A hearty thanks to all of the CIOs-turned-consultants who posted in response to this column. James Huguelet, president of the Huguelet Group, offered a useful list of questions any CIO ought to ask before making the move:
Will I be as comfortable taking directions and accepting decisions as I was giving directions and making decisions?
Will I be fulfilled operating at a lower level of responsibility and involvement than when I was a CIO?
Will I enjoy rolling up my sleeves and being a “doer” (creating deliverables like documents), when I was always a “leader” (deciding what deliverables were needed)?
If you can answer “yes” to these questions and those posted in the column, you may well enjoy a successful turn as a consultant. But that still begs the question: Is there a career benefit to consulting?
Like the response to most good questions, the answer is: “It depends.” If what you seek long term in your career is a new senior-level executive position where you are effective, challenged, fulfilled and successful, consulting can be a powerful transitional move.
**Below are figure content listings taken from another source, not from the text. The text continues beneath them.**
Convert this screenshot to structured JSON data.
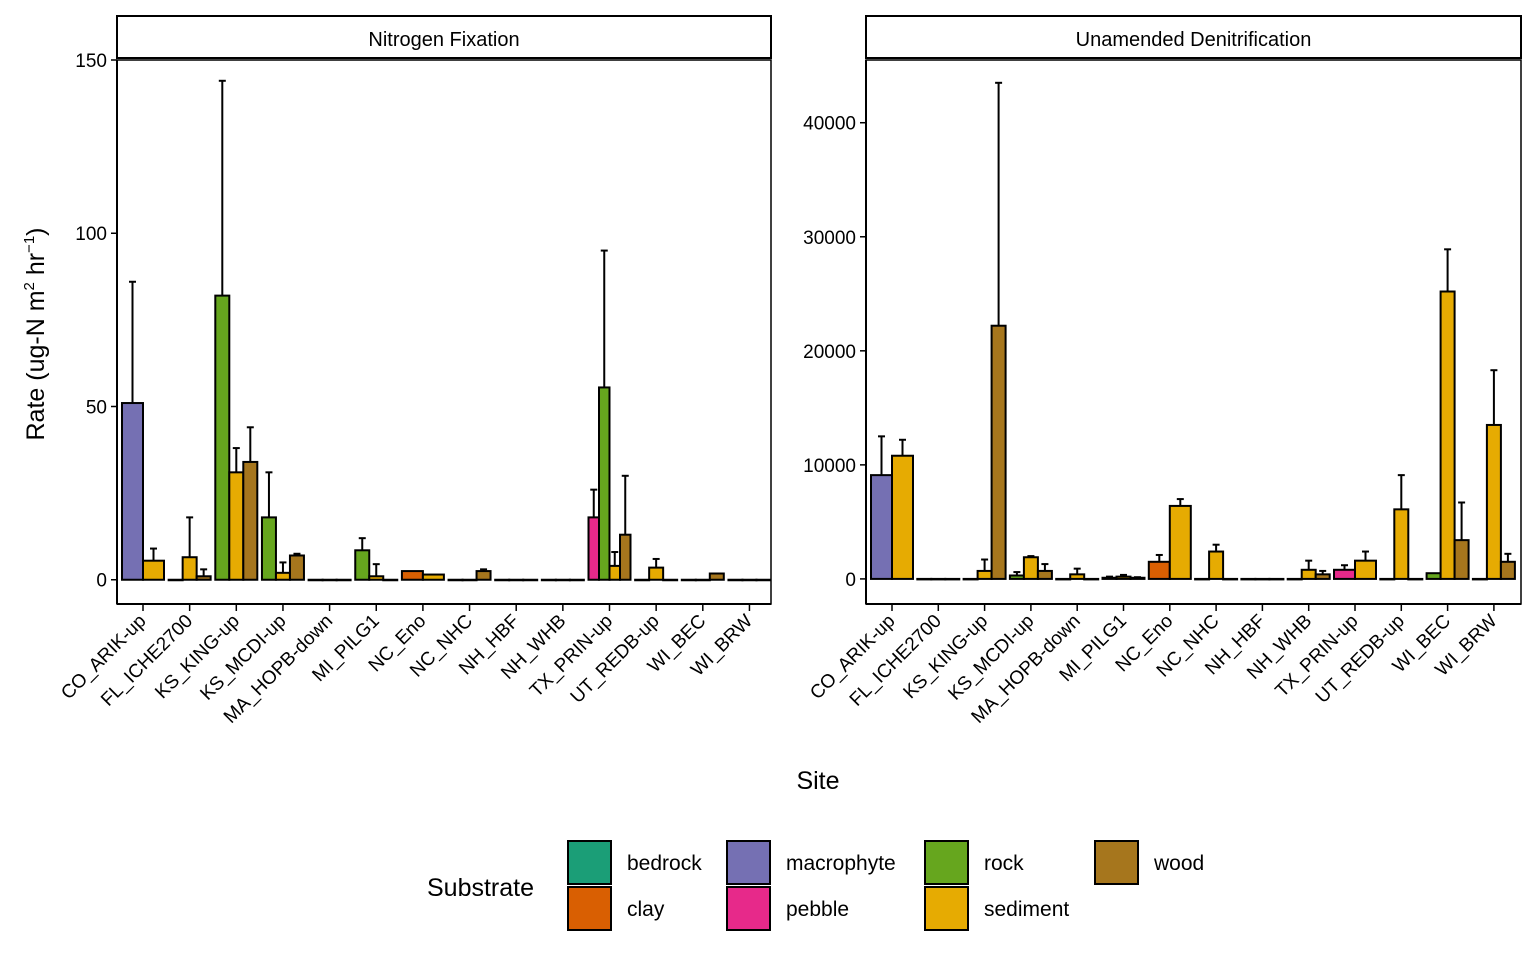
{
  "figure": {
    "ylabel_main": "Rate (ug-N m",
    "ylabel_sup1": "2",
    "ylabel_mid": " hr",
    "ylabel_sup2": "−1",
    "ylabel_end": ")",
    "xlabel": "Site"
  },
  "legend": {
    "title": "Substrate",
    "entries": [
      {
        "label": "bedrock",
        "color": "#1b9e77"
      },
      {
        "label": "clay",
        "color": "#d95f02"
      },
      {
        "label": "macrophyte",
        "color": "#7570b3"
      },
      {
        "label": "pebble",
        "color": "#e7298a"
      },
      {
        "label": "rock",
        "color": "#66a61e"
      },
      {
        "label": "sediment",
        "color": "#e6ab02"
      },
      {
        "label": "wood",
        "color": "#a6761d"
      }
    ]
  },
  "chart_data": [
    {
      "type": "bar",
      "title": "Nitrogen Fixation",
      "xlabel": "Site",
      "ylabel": "Rate (ug-N m2 hr-1)",
      "ylim": [
        -7,
        150
      ],
      "yticks": [
        0,
        50,
        100,
        150
      ],
      "grid": false,
      "legend": "bottom",
      "categories": [
        "CO_ARIK-up",
        "FL_ICHE2700",
        "KS_KING-up",
        "KS_MCDI-up",
        "MA_HOPB-down",
        "MI_PILG1",
        "NC_Eno",
        "NC_NHC",
        "NH_HBF",
        "NH_WHB",
        "TX_PRIN-up",
        "UT_REDB-up",
        "WI_BEC",
        "WI_BRW"
      ],
      "bars": [
        {
          "site": 0,
          "substrate": "macrophyte",
          "value": 51,
          "error_upper": 86
        },
        {
          "site": 0,
          "substrate": "sediment",
          "value": 5.5,
          "error_upper": 9
        },
        {
          "site": 1,
          "substrate": "macrophyte",
          "value": 0,
          "error_upper": 0
        },
        {
          "site": 1,
          "substrate": "sediment",
          "value": 6.5,
          "error_upper": 18
        },
        {
          "site": 1,
          "substrate": "wood",
          "value": 1,
          "error_upper": 3
        },
        {
          "site": 2,
          "substrate": "rock",
          "value": 82,
          "error_upper": 144
        },
        {
          "site": 2,
          "substrate": "sediment",
          "value": 31,
          "error_upper": 38
        },
        {
          "site": 2,
          "substrate": "wood",
          "value": 34,
          "error_upper": 44
        },
        {
          "site": 3,
          "substrate": "rock",
          "value": 18,
          "error_upper": 31
        },
        {
          "site": 3,
          "substrate": "sediment",
          "value": 2,
          "error_upper": 5
        },
        {
          "site": 3,
          "substrate": "wood",
          "value": 7,
          "error_upper": 7.5
        },
        {
          "site": 4,
          "substrate": "rock",
          "value": 0,
          "error_upper": 0
        },
        {
          "site": 4,
          "substrate": "sediment",
          "value": 0,
          "error_upper": 0
        },
        {
          "site": 4,
          "substrate": "wood",
          "value": 0,
          "error_upper": 0
        },
        {
          "site": 5,
          "substrate": "rock",
          "value": 8.5,
          "error_upper": 12
        },
        {
          "site": 5,
          "substrate": "sediment",
          "value": 1,
          "error_upper": 4.5
        },
        {
          "site": 5,
          "substrate": "wood",
          "value": 0,
          "error_upper": 0
        },
        {
          "site": 6,
          "substrate": "clay",
          "value": 2.5,
          "error_upper": 2.5
        },
        {
          "site": 6,
          "substrate": "sediment",
          "value": 1.5,
          "error_upper": 1.5
        },
        {
          "site": 7,
          "substrate": "rock",
          "value": 0,
          "error_upper": 0
        },
        {
          "site": 7,
          "substrate": "sediment",
          "value": 0,
          "error_upper": 0
        },
        {
          "site": 7,
          "substrate": "wood",
          "value": 2.5,
          "error_upper": 3
        },
        {
          "site": 8,
          "substrate": "rock",
          "value": 0,
          "error_upper": 0
        },
        {
          "site": 8,
          "substrate": "sediment",
          "value": 0,
          "error_upper": 0
        },
        {
          "site": 8,
          "substrate": "wood",
          "value": 0,
          "error_upper": 0
        },
        {
          "site": 9,
          "substrate": "rock",
          "value": 0,
          "error_upper": 0
        },
        {
          "site": 9,
          "substrate": "sediment",
          "value": 0,
          "error_upper": 0
        },
        {
          "site": 9,
          "substrate": "wood",
          "value": 0,
          "error_upper": 0
        },
        {
          "site": 10,
          "substrate": "pebble",
          "value": 18,
          "error_upper": 26
        },
        {
          "site": 10,
          "substrate": "rock",
          "value": 55.5,
          "error_upper": 95
        },
        {
          "site": 10,
          "substrate": "sediment",
          "value": 4,
          "error_upper": 8
        },
        {
          "site": 10,
          "substrate": "wood",
          "value": 13,
          "error_upper": 30
        },
        {
          "site": 11,
          "substrate": "rock",
          "value": 0,
          "error_upper": 0
        },
        {
          "site": 11,
          "substrate": "sediment",
          "value": 3.5,
          "error_upper": 6
        },
        {
          "site": 11,
          "substrate": "wood",
          "value": 0,
          "error_upper": 0
        },
        {
          "site": 12,
          "substrate": "rock",
          "value": 0,
          "error_upper": 0
        },
        {
          "site": 12,
          "substrate": "sediment",
          "value": 0,
          "error_upper": 0
        },
        {
          "site": 12,
          "substrate": "wood",
          "value": 1.8,
          "error_upper": 1.8
        },
        {
          "site": 13,
          "substrate": "rock",
          "value": 0,
          "error_upper": 0
        },
        {
          "site": 13,
          "substrate": "sediment",
          "value": 0,
          "error_upper": 0
        },
        {
          "site": 13,
          "substrate": "wood",
          "value": 0,
          "error_upper": 0
        }
      ]
    },
    {
      "type": "bar",
      "title": "Unamended Denitrification",
      "xlabel": "Site",
      "ylabel": "Rate (ug-N m2 hr-1)",
      "ylim": [
        -2200,
        45500
      ],
      "yticks": [
        0,
        10000,
        20000,
        30000,
        40000
      ],
      "grid": false,
      "legend": "bottom",
      "categories": [
        "CO_ARIK-up",
        "FL_ICHE2700",
        "KS_KING-up",
        "KS_MCDI-up",
        "MA_HOPB-down",
        "MI_PILG1",
        "NC_Eno",
        "NC_NHC",
        "NH_HBF",
        "NH_WHB",
        "TX_PRIN-up",
        "UT_REDB-up",
        "WI_BEC",
        "WI_BRW"
      ],
      "bars": [
        {
          "site": 0,
          "substrate": "macrophyte",
          "value": 9100,
          "error_upper": 12500
        },
        {
          "site": 0,
          "substrate": "sediment",
          "value": 10800,
          "error_upper": 12200
        },
        {
          "site": 1,
          "substrate": "macrophyte",
          "value": 0,
          "error_upper": 0
        },
        {
          "site": 1,
          "substrate": "sediment",
          "value": 0,
          "error_upper": 0
        },
        {
          "site": 1,
          "substrate": "wood",
          "value": 0,
          "error_upper": 0
        },
        {
          "site": 2,
          "substrate": "rock",
          "value": 0,
          "error_upper": 0
        },
        {
          "site": 2,
          "substrate": "sediment",
          "value": 700,
          "error_upper": 1700
        },
        {
          "site": 2,
          "substrate": "wood",
          "value": 22200,
          "error_upper": 43500
        },
        {
          "site": 3,
          "substrate": "rock",
          "value": 300,
          "error_upper": 600
        },
        {
          "site": 3,
          "substrate": "sediment",
          "value": 1900,
          "error_upper": 2000
        },
        {
          "site": 3,
          "substrate": "wood",
          "value": 700,
          "error_upper": 1300
        },
        {
          "site": 4,
          "substrate": "rock",
          "value": 0,
          "error_upper": 0
        },
        {
          "site": 4,
          "substrate": "sediment",
          "value": 400,
          "error_upper": 900
        },
        {
          "site": 4,
          "substrate": "wood",
          "value": 0,
          "error_upper": 0
        },
        {
          "site": 5,
          "substrate": "rock",
          "value": 100,
          "error_upper": 200
        },
        {
          "site": 5,
          "substrate": "sediment",
          "value": 200,
          "error_upper": 350
        },
        {
          "site": 5,
          "substrate": "wood",
          "value": 100,
          "error_upper": 150
        },
        {
          "site": 6,
          "substrate": "clay",
          "value": 1500,
          "error_upper": 2100
        },
        {
          "site": 6,
          "substrate": "sediment",
          "value": 6400,
          "error_upper": 7000
        },
        {
          "site": 7,
          "substrate": "rock",
          "value": 0,
          "error_upper": 0
        },
        {
          "site": 7,
          "substrate": "sediment",
          "value": 2400,
          "error_upper": 3000
        },
        {
          "site": 7,
          "substrate": "wood",
          "value": 0,
          "error_upper": 0
        },
        {
          "site": 8,
          "substrate": "rock",
          "value": 0,
          "error_upper": 0
        },
        {
          "site": 8,
          "substrate": "sediment",
          "value": 0,
          "error_upper": 0
        },
        {
          "site": 8,
          "substrate": "wood",
          "value": 0,
          "error_upper": 0
        },
        {
          "site": 9,
          "substrate": "rock",
          "value": 0,
          "error_upper": 0
        },
        {
          "site": 9,
          "substrate": "sediment",
          "value": 800,
          "error_upper": 1600
        },
        {
          "site": 9,
          "substrate": "wood",
          "value": 400,
          "error_upper": 700
        },
        {
          "site": 10,
          "substrate": "pebble",
          "value": 800,
          "error_upper": 1200
        },
        {
          "site": 10,
          "substrate": "sediment",
          "value": 1600,
          "error_upper": 2400
        },
        {
          "site": 11,
          "substrate": "rock",
          "value": 0,
          "error_upper": 0
        },
        {
          "site": 11,
          "substrate": "sediment",
          "value": 6100,
          "error_upper": 9100
        },
        {
          "site": 11,
          "substrate": "wood",
          "value": 0,
          "error_upper": 0
        },
        {
          "site": 12,
          "substrate": "rock",
          "value": 500,
          "error_upper": 500
        },
        {
          "site": 12,
          "substrate": "sediment",
          "value": 25200,
          "error_upper": 28900
        },
        {
          "site": 12,
          "substrate": "wood",
          "value": 3400,
          "error_upper": 6700
        },
        {
          "site": 13,
          "substrate": "rock",
          "value": 0,
          "error_upper": 0
        },
        {
          "site": 13,
          "substrate": "sediment",
          "value": 13500,
          "error_upper": 18300
        },
        {
          "site": 13,
          "substrate": "wood",
          "value": 1500,
          "error_upper": 2200
        }
      ]
    }
  ]
}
But if you do not treat it strategically, consulting may not help you achieve this goal.
Let’s say you know that you want to be the CIO of a consumer packaged-goods company. Make a list of target companies, then join a consultancy that will expose you to senior executives at these businesses. When you have secured a consulting engagement with one of your targets, build up your internal contacts. Once you have built solid relationships, you will be privy to executive-level changes and decision-making processes, which will help as you pursue employment. Plus, as a valued consultant, you will have the credibility to set you apart from other candidates.
If you treat your time in consulting strategically, you will emerge with skills, experiences and contacts that are finely tuned to your next executive position. But if you don’t, all you’ll have to show for it is a big stack of frequent flier miles.